Quality of life in patients with coeliac disease is improved when patients feel they are able to adhere to their gluten free diet. As a result all patients with biopsy confirmed coeliac disease should be referred to an expert dietician for further advice on the gluten free diet. Patients should also be encouraged to consider joining a support charity such as Coeliac UK as this has also been shown to improve adherence.

Nutrient deficiency including folate, ferritin and B12 as well as anaemia is common in coeliac disease and levels should be checked annually with appropriate replacement. Patients with coeliac disease are also at risk of reduced bone mineral density due to malabsorption and should have vitamin D and calcium levels checked at diagnosis.

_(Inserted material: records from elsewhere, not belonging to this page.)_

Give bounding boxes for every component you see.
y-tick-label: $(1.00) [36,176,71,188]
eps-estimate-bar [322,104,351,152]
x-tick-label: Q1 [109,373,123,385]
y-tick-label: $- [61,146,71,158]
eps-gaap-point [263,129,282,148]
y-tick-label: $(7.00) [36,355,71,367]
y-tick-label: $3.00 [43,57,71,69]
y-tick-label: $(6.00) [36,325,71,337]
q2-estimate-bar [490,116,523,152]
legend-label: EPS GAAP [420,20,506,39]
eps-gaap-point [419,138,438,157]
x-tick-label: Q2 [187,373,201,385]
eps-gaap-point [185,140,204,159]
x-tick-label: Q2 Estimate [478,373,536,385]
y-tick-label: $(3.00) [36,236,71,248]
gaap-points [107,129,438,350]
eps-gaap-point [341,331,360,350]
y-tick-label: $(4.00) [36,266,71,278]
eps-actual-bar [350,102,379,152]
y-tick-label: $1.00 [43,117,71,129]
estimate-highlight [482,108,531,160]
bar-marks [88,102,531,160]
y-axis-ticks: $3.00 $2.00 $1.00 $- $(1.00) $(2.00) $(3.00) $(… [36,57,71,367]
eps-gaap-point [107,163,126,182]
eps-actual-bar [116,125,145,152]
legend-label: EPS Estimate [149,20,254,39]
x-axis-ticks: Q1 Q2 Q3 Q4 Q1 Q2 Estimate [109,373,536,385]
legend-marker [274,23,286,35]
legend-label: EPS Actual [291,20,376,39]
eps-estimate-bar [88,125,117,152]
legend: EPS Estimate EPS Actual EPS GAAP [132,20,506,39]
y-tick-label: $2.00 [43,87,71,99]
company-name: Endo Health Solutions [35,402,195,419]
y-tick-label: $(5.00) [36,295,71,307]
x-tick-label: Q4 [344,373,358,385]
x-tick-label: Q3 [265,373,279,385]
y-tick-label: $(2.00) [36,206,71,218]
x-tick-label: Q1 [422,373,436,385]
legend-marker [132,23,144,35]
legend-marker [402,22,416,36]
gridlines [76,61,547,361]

If levels are low or there are other risk factors, they should then be referred for bone mineral density measurement with DEXA scanning.

Finally all patients should be offered pneumococcal vaccination as they are at risk of functional hyposplenism.

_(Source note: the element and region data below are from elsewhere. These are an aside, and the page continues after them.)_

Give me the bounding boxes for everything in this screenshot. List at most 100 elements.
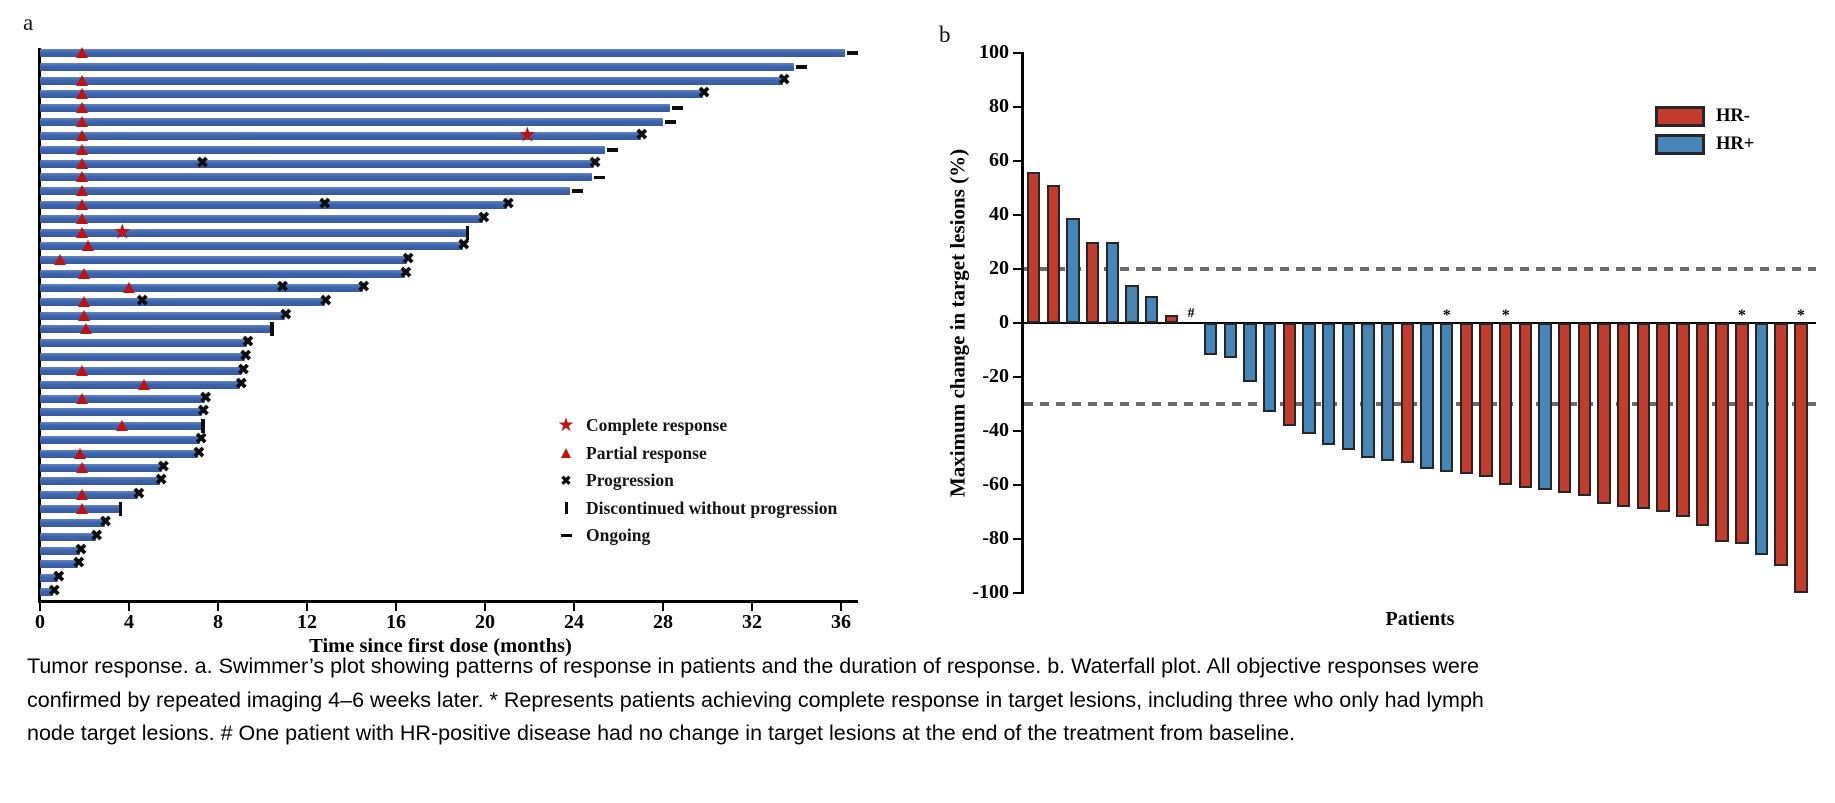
swimmer-x-tick-label: 4 [124,611,134,633]
ongoing-marker [607,147,619,152]
swimmer-bar [40,325,272,334]
partial-response-marker [75,129,88,141]
hr-positive-swatch-icon [1655,133,1705,155]
progression-marker: ✖ [697,85,711,102]
swimmer-bar [40,560,78,569]
partial-response-marker [78,268,90,280]
waterfall-bar [1695,323,1710,526]
waterfall-bar [1145,296,1159,323]
panel-b-label: b [939,22,951,47]
waterfall-bar [1558,323,1572,494]
progression-marker: ✖ [239,348,252,365]
legend-item-label: Progression [586,470,674,491]
progression-marker: ✖ [52,569,66,586]
ongoing-marker [671,106,683,111]
legend-item: Ongoing [553,522,837,550]
swimmer-x-tick-label: 0 [35,611,45,633]
discontinued-marker [466,225,470,240]
x-icon: ✖ [560,473,572,489]
ongoing-marker [847,51,859,55]
partial-response-marker [78,309,90,321]
waterfall-y-tick [1013,591,1022,595]
dash-icon [560,534,572,538]
swimmer-x-tick [750,602,754,611]
progression-marker: ✖ [192,445,206,462]
waterfall-bar [1046,185,1061,323]
waterfall-y-tick [1013,51,1022,55]
waterfall-legend: HR- HR+ [1655,102,1754,158]
reference-dashed-line [1024,267,1816,271]
swimmer-bar [40,449,198,458]
swimmer-bar [40,104,670,113]
swimmer-x-tick-label: 12 [297,611,317,633]
swimmer-bar [40,366,243,375]
progression-marker: ✖ [154,472,168,489]
progression-marker: ✖ [194,431,208,448]
waterfall-bar [1636,323,1651,510]
swimmer-x-tick-label: 36 [831,611,851,633]
discontinued-marker [119,502,123,517]
waterfall-y-tick-label: 20 [989,257,1009,279]
swimmer-bar [40,242,463,251]
complete-response-asterisk-annotation: * [1442,307,1451,324]
partial-response-marker [75,226,88,238]
partial-response-marker [75,503,88,515]
waterfall-bar [1302,323,1316,434]
star-icon: ★ [557,415,575,437]
swimmer-bar [40,270,405,279]
progression-marker: ✖ [74,542,88,559]
swimmer-bar [40,90,704,99]
swimmer-legend: ★ Complete response Partial response ✖ Progr… [553,412,837,550]
waterfall-plot: 100 80 60 40 20 0 -20 -40 -60 -80 -100 # * * * * [933,14,1833,656]
legend-item: Partial response [553,440,837,468]
waterfall-bar [1381,323,1395,461]
waterfall-bar [1164,314,1179,323]
waterfall-y-tick [1013,429,1022,433]
waterfall-bar [1479,323,1493,477]
waterfall-bar [1420,323,1434,469]
swimmer-bar [40,159,595,168]
hr-negative-swatch-icon [1655,105,1705,127]
partial-response-marker [75,199,88,211]
swimmer-bar [40,283,363,292]
progression-marker: ✖ [399,265,413,282]
waterfall-y-tick [1013,213,1022,217]
partial-response-marker [75,143,88,155]
progression-marker: ✖ [241,334,255,351]
waterfall-bar [1715,323,1729,542]
progression-marker: ✖ [319,293,333,310]
progression-marker: ✖ [199,390,212,406]
complete-response-marker: ★ [517,122,537,147]
legend-item: ✖ Progression [553,467,837,495]
legend-item: HR+ [1655,130,1754,158]
progression-marker: ✖ [777,72,791,89]
legend-item-label: HR+ [1716,133,1755,154]
waterfall-bar [1027,171,1041,323]
progression-marker: ✖ [157,459,170,476]
swimmer-bar [40,62,795,71]
swimmer-x-tick-label: 24 [564,611,584,633]
partial-response-marker [82,240,95,252]
waterfall-bar [1204,323,1218,356]
partial-response-marker [75,88,88,100]
waterfall-bar [1459,323,1474,475]
bar-icon [564,502,568,515]
legend-item: Discontinued without progression [553,495,837,523]
progression-marker: ✖ [132,486,146,503]
swimmer-bar [40,339,247,348]
swimmer-bar [40,228,468,237]
discontinued-marker [201,419,205,434]
swimmer-x-tick-label: 8 [213,611,223,633]
partial-response-marker [75,102,88,114]
waterfall-bar [1086,242,1100,323]
legend-item: ★ Complete response [553,412,837,440]
waterfall-y-tick [1013,159,1022,163]
waterfall-bar [1754,323,1769,556]
swimmer-bar [40,587,54,596]
swimmer-bar [40,311,285,320]
complete-response-asterisk-annotation: * [1501,307,1510,324]
partial-response-marker [115,420,128,432]
partial-response-marker [75,212,88,224]
waterfall-bar [1361,323,1375,458]
swimmer-bar [40,463,163,472]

Coeliac disease is one of the most common autoimmune conditions in the UK. However, unlike many autoimmune conditions the trigger for coeliac disease is well known and removal of gluten from the diet should result in complete recovery. The diagnosis of coeliac disease has improved greatly over the last decade and more people are now being tested and diagnosed, however, 75% of patients remain undiagnosed. Clinicians need to be aware of the wide variation in presentation of coeliac disease and have a low threshold for testing. Importantly coeliac serology tests are for screening only and a confirmatory duodenal biopsy should remain mandatory to make a diagnosis of coeliac disease in all adult patients.